I. Adam and Eve were placed in a garden to cultivate it. How much is implied even in this! If there was a mode of life free from tumult, anxiety, excitement, and fever of mind, it was the care of a garden. If the life of Christ and His servants be any guide to us, certainly it would appear as if the simplicity and the repose of life with which human nature began is an indication of its perfection. And again, does not our infancy teach us the same lesson, which is especially a season when the soul is left to itself, withdrawn from its fellows as effectually as if it were the only human being on earth, like Adam in his enclosed garden, fenced off from the world and visited by angels?

II. Fenced off from the world! Nay, fenced off even from itself, for so it is, and most strange too, that our infant and childish state is hidden from ourselves. We know not what it was, what our thoughts in it were, and what our probation, more than we know Adam's.
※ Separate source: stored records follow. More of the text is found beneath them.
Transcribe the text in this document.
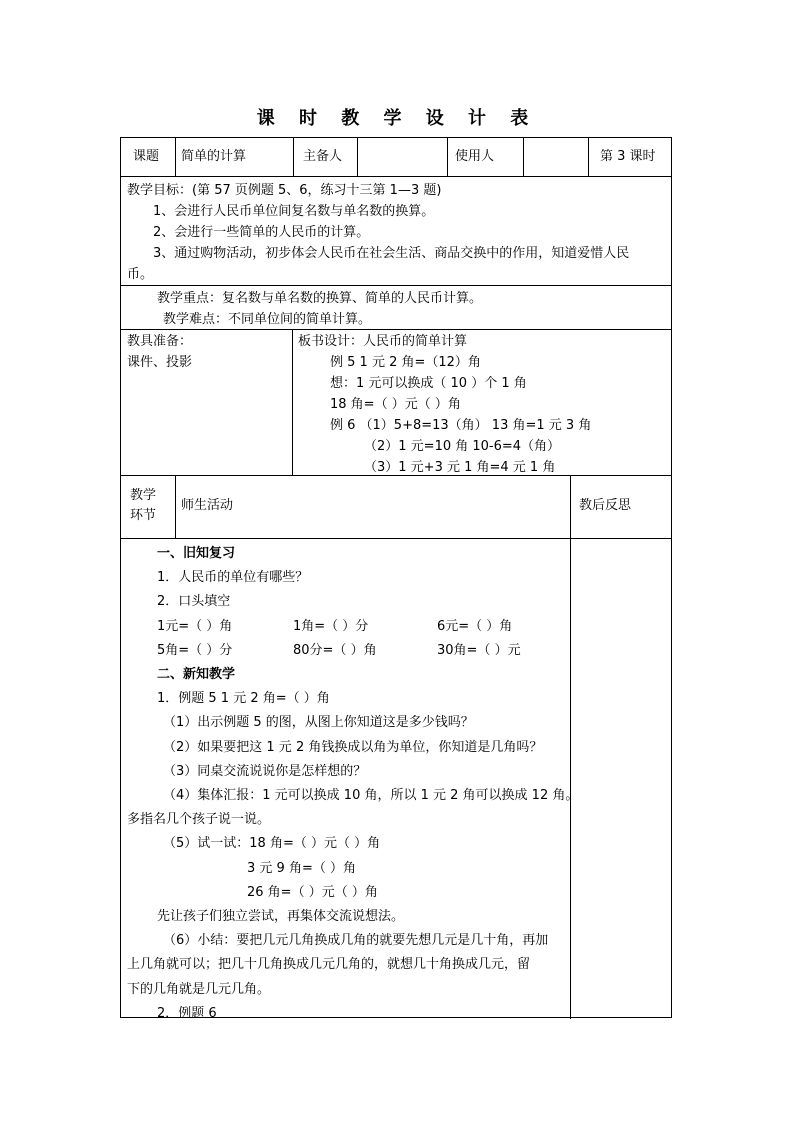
课 时 教 学 设 计 表
课题 简单的计算	主备人	使用人	第 3 课时
教学目标：(第 57 页例题 5、6，练习十三第 1—3 题)
1、会进行人民币单位间复名数与单名数的换算。
2、会进行一些简单的人民币的计算。
3、通过购物活动，初步体会人民币在社会生活、商品交换中的作用，知道爱惜人民
币。
教学重点：复名数与单名数的换算、简单的人民币计算。
教学难点：不同单位间的简单计算。
教具准备：
课件、投影
板书设计：人民币的简单计算
例 5 1 元 2 角=（12）角
想：1 元可以换成（ 10 ）个 1 角
18 角=（ ）元（ ）角
例 6 （1）5+8=13（角） 13 角=1 元 3 角
（2）1 元=10 角 10-6=4（角）
（3）1 元+3 元 1 角=4 元 1 角
教学环节
师生活动	教后反思
一、旧知复习
1．人民币的单位有哪些？
2．口头填空
1元=（ ）角	1角=（ ）分	6元=（ ）角
5角=（ ）分	80分=（ ）角	30角=（ ）元
二、新知教学
1．例题 5 1 元 2 角=（ ）角
（1）出示例题 5 的图，从图上你知道这是多少钱吗？
（2）如果要把这 1 元 2 角钱换成以角为单位，你知道是几角吗？
（3）同桌交流说说你是怎样想的？
（4）集体汇报：1 元可以换成 10 角，所以 1 元 2 角可以换成 12 角。
多指名几个孩子说一说。
（5）试一试：18 角=（ ）元（ ）角
3 元 9 角=（ ）角
26 角=（ ）元（ ）角
先让孩子们独立尝试，再集体交流说想法。
（6）小结：要把几元几角换成几角的就要先想几元是几十角，再加
上几角就可以；把几十几角换成几元几角的，就想几十角换成几元，留
下的几角就是几元几角。
2．例题 6
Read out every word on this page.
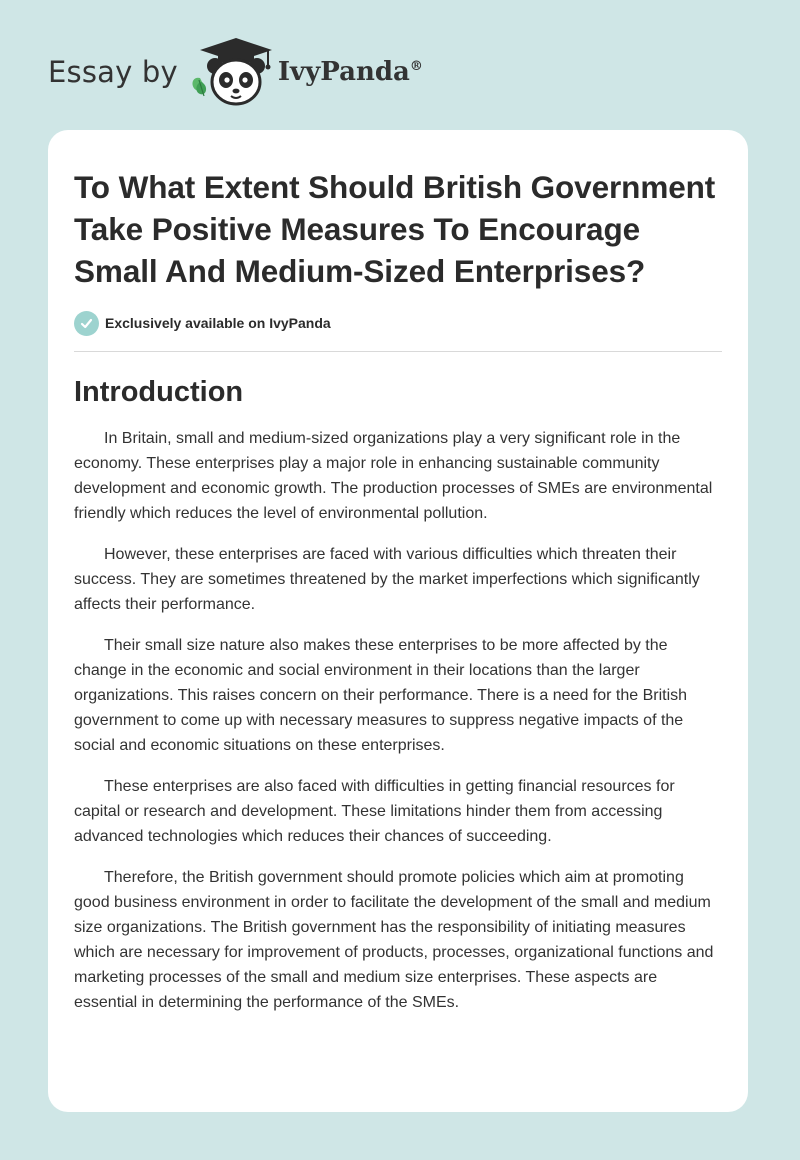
Essay by	IvyPanda®
To What Extent Should British Government Take Positive Measures To Encourage Small And Medium-Sized Enterprises?
Exclusively available on IvyPanda
Introduction

In Britain, small and medium-sized organizations play a very significant role in the economy. These enterprises play a major role in enhancing sustainable community development and economic growth. The production processes of SMEs are environmental friendly which reduces the level of environmental pollution.

However, these enterprises are faced with various difficulties which threaten their success. They are sometimes threatened by the market imperfections which significantly affects their performance.

Their small size nature also makes these enterprises to be more affected by the change in the economic and social environment in their locations than the larger organizations. This raises concern on their performance. There is a need for the British government to come up with necessary measures to suppress negative impacts of the social and economic situations on these enterprises.

These enterprises are also faced with difficulties in getting financial resources for capital or research and development. These limitations hinder them from accessing advanced technologies which reduces their chances of succeeding.

Therefore, the British government should promote policies which aim at promoting good business environment in order to facilitate the development of the small and medium size organizations. The British government has the responsibility of initiating measures which are necessary for improvement of products, processes, organizational functions and marketing processes of the small and medium size enterprises. These aspects are essential in determining the performance of the SMEs.
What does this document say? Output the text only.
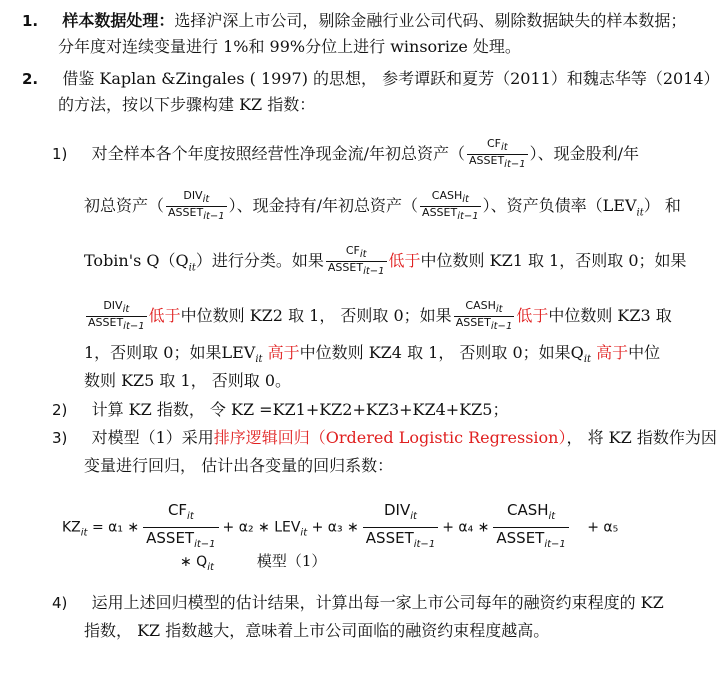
1. 样本数据处理：选择沪深上市公司，剔除金融行业公司代码、剔除数据缺失的样本数据；
分年度对连续变量进行 1%和 99%分位上进行 winsorize 处理。
2. 借鉴 Kaplan &Zingales ( 1997) 的思想， 参考谭跃和夏芳（2011）和魏志华等（2014）
的方法，按以下步骤构建 KZ 指数：
1) 对全样本各个年度按照经营性净现金流/年初总资产（ $\frac{CF_{it}}{ASSET_{it-1}}$ ）、现金股利/年
初总资产（ $\frac{DIV_{it}}{ASSET_{it-1}}$ ）、现金持有/年初总资产（ $\frac{CASH_{it}}{ASSET_{it-1}}$ ）、资产负债率$(LEV_{it})$ 和
Tobin's $Q(Q_{it})$进行分类。如果 $\frac{CF_{it}}{ASSET_{it-1}}$ 低于中位数则 KZ1 取 1，否则取 0；如果
$\frac{DIV_{it}}{ASSET_{it-1}}$ 低于中位数则 KZ2 取 1， 否则取 0；如果 $\frac{CASH_{it}}{ASSET_{it-1}}$ 低于中位数则 KZ3 取
1，否则取 0；如果$LEV_{it}$ 高于中位数则 KZ4 取 1， 否则取 0；如果$Q_{it}$ 高于中位
数则 KZ5 取 1， 否则取 0。
2) 计算 KZ 指数， 令 KZ =KZ1+KZ2+KZ3+KZ4+KZ5；
3) 对模型（1）采用排序逻辑回归（Ordered Logistic Regression）， 将 KZ 指数作为因
变量进行回归， 估计出各变量的回归系数：
$KZ_{it} = \alpha_1$ ∗
$CF_{it}$
$ASSET_{it-1}$
+ α₂ ∗ $LEV_{it} + \alpha_3$ ∗
$DIV_{it}$
$ASSET_{it-1}$
+ α₄ ∗
$CASH_{it}$
$ASSET_{it-1}$
+ α₅
∗ $Q_{it}$	模型（1）
4) 运用上述回归模型的估计结果，计算出每一家上市公司每年的融资约束程度的 KZ
指数， KZ 指数越大，意味着上市公司面临的融资约束程度越高。
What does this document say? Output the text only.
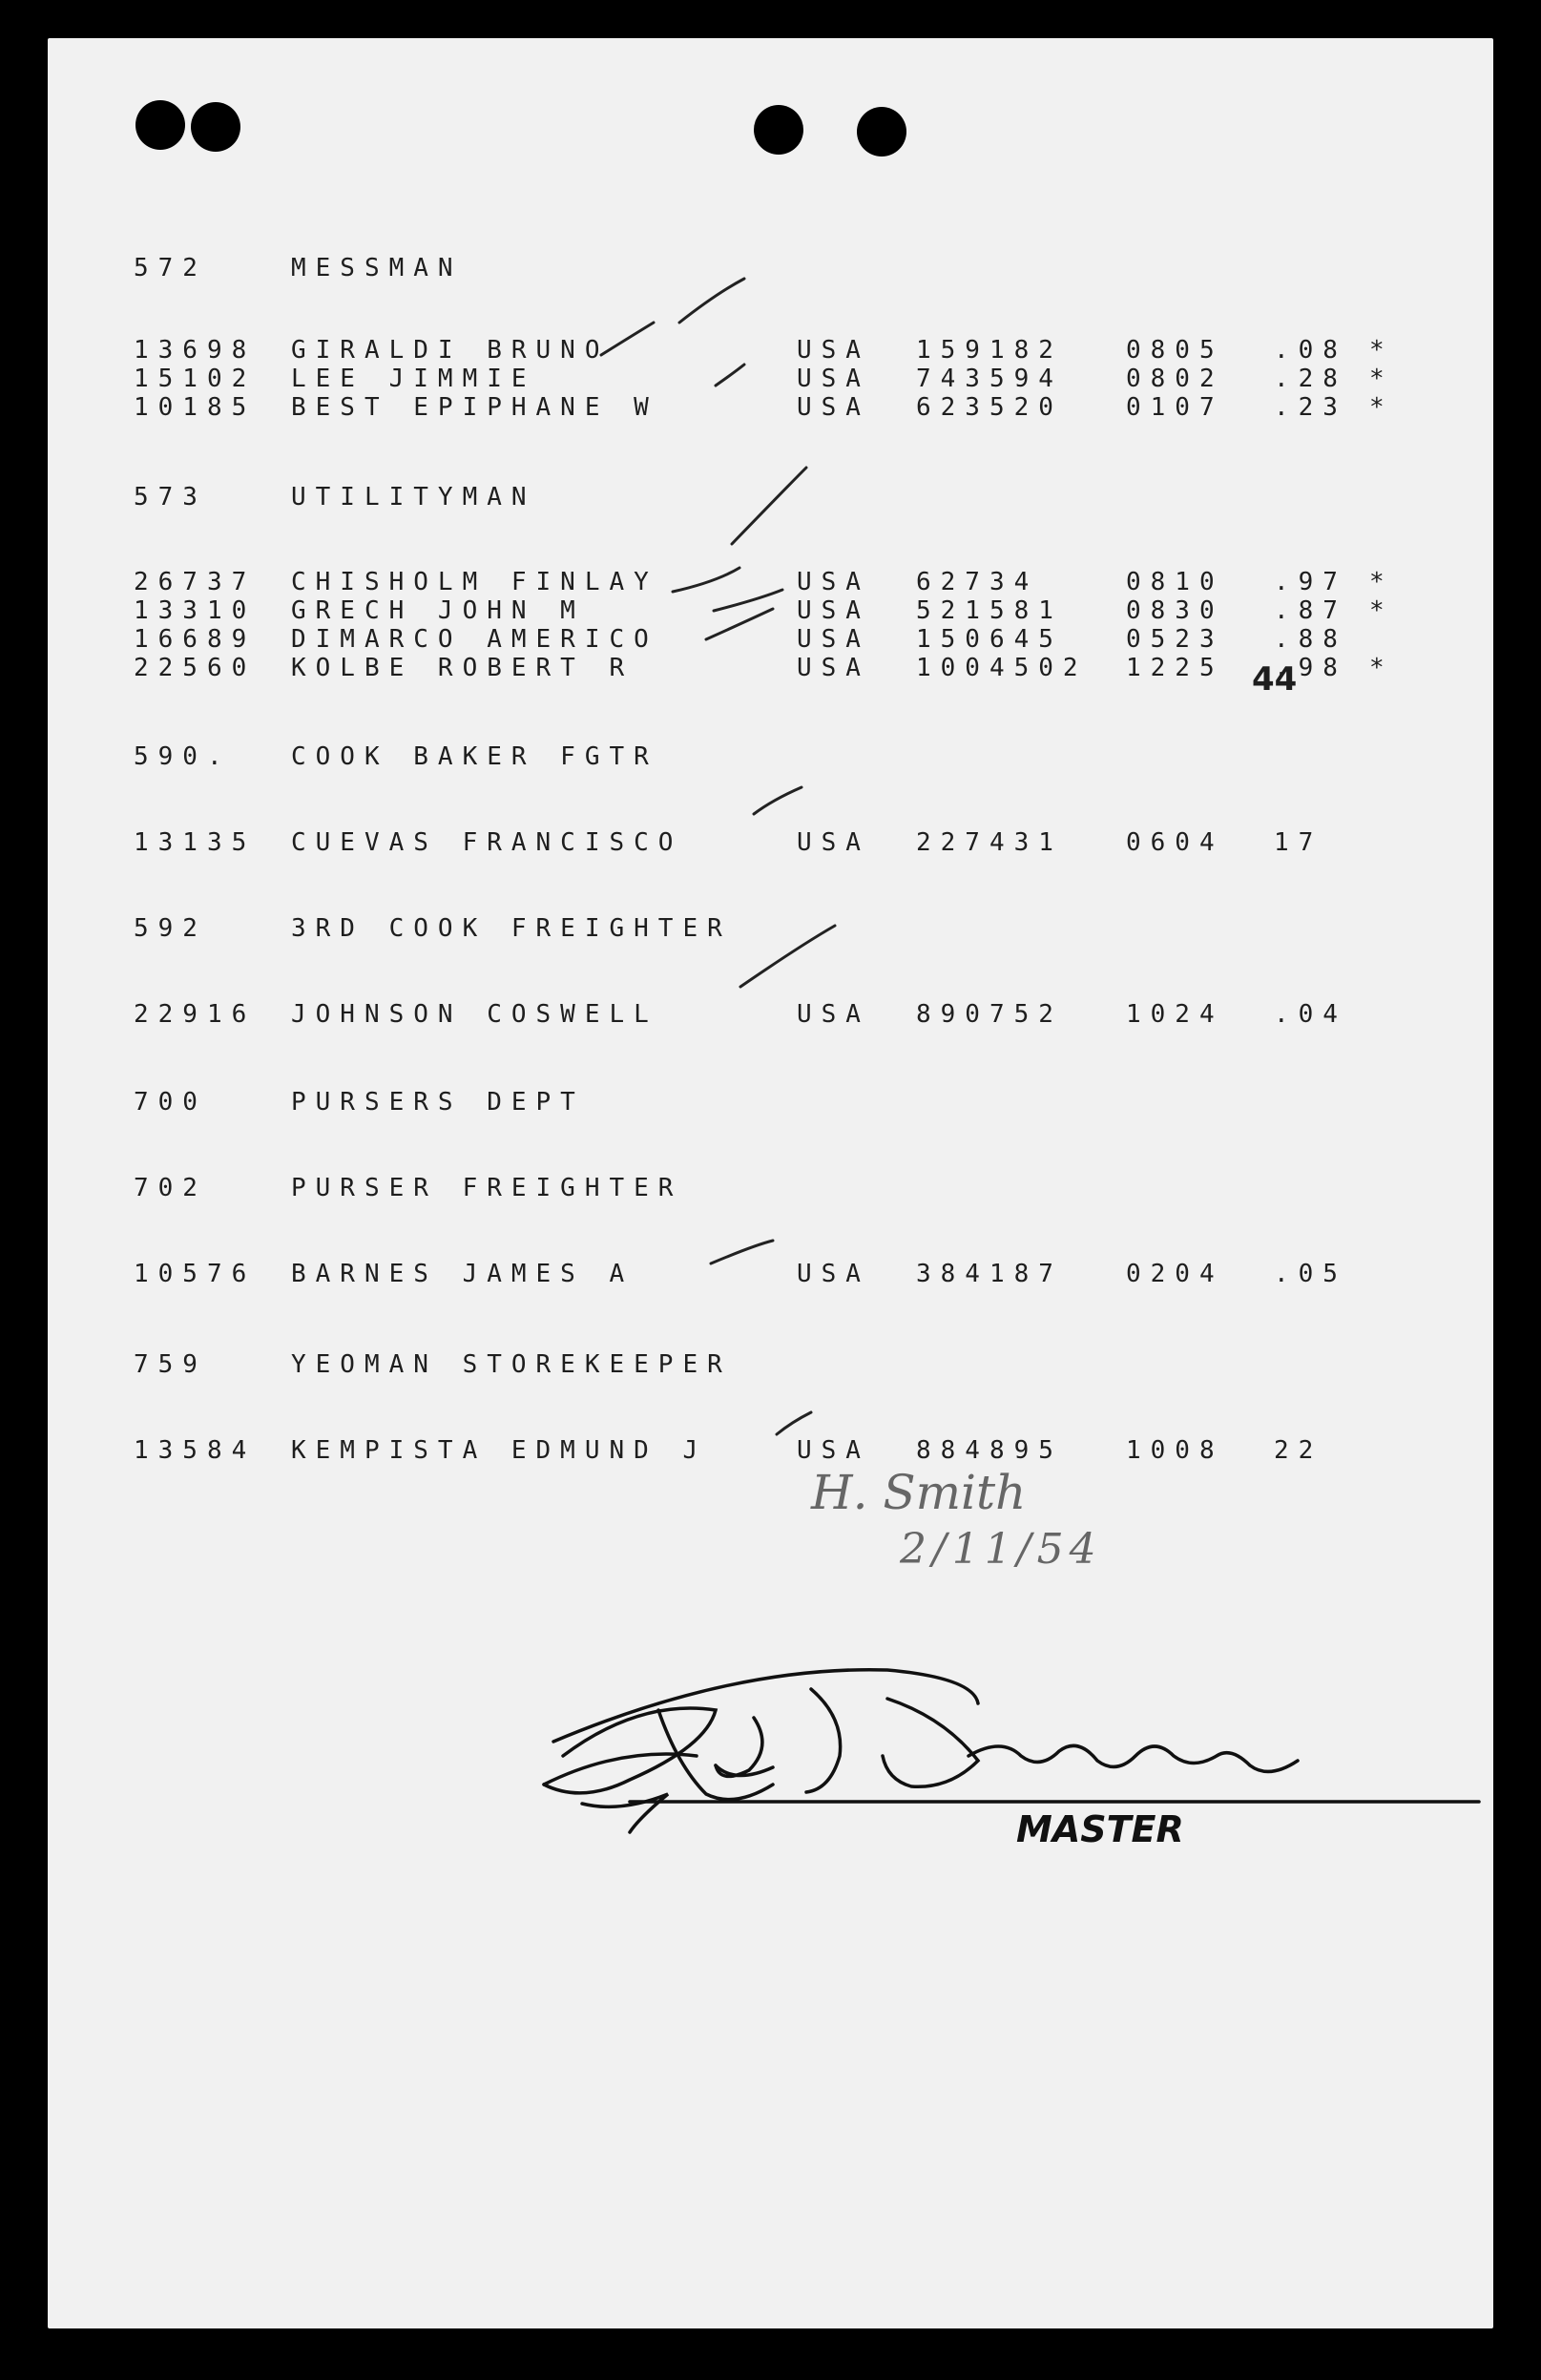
44
572	MESSMAN
13698 GIRALDI BRUNO	USA 159182	0805 .08 *
15102 LEE JIMMIE	USA 743594	0802 .28 *
10185 BEST EPIPHANE W	USA 623520	0107 .23 *
573	UTILITYMAN
26737 CHISHOLM FINLAY	USA 62734	0810 .97 *
13310 GRECH JOHN M	USA 521581	0830 .87 *
16689 DIMARCO AMERICO	USA 150645	0523 .88
22560 KOLBE ROBERT R	USA 1004502 1225 .98 *
590. COOK BAKER FGTR
13135 CUEVAS FRANCISCO	USA 227431	0604 17
592	3RD COOK FREIGHTER
22916 JOHNSON COSWELL	USA 890752	1024 .04
700	PURSERS DEPT
702	PURSER FREIGHTER
10576 BARNES JAMES A	USA 384187	0204 .05
759	YEOMAN STOREKEEPER
13584 KEMPISTA EDMUND J	USA 884895	1008 22
H. Smith
2/11/54
MASTER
III. Another resemblance between the state of Adam in paradise and the state of children is this: that children are saved not by their purpose and habits of obedience, not by faith and works, but by the influence of baptismal grace. And into Adam God "breathed the breath of life, and man became a living soul." What man fallen gains by dint of exercise, working up towards it by religious acts—that Adam had already acted from. He had that light within him which he might make brighter by obedience, but which he had not to create. This gift, which sanctified Adam and saves children, becomes the ruling principle of Christians generally when they advance to perfection. According as habits of holiness are matured, principle, reason, and self-discipline are unnecessary; a moral instinct takes their place in the breast, or rather, to speak more reverently, the Spirit is sovereign there.

IV. What is intellect itself, as exercised in the world, but a fruit of the Fall, not found in paradise or in heaven more than in little children, and at the utmost but tolerated in the Church, and only not incompatible with regenerate mind? Reason is God's gift, but so are the passions. Adam had the gift of reason, but so had he passions; but he did not walk by reason, nor was he led by his passions. He, or at least Eve, was tempted to follow passion and reason instead of her Maker; and she fell. Reason has been as guilty as passion. God made man upright, and grace was his strength; but he has found out many inventions, and his strength is reason.

J. H. Newman, Parochial and Plain Sermons, vol. v., p. 99.


References: Ecclesiastes 7:29.— Homiletic Magazine, vol. ii., p. 36; Clergyman's Magazine, vol. iv., p. 84; J. Bennet, The Wisdom of the King, p. 358. 7— C. Bridges, An Exposition of Ecclesiastes, p. 132; J. H. Cooke, The Preacher's Pilgrimage, p. 101.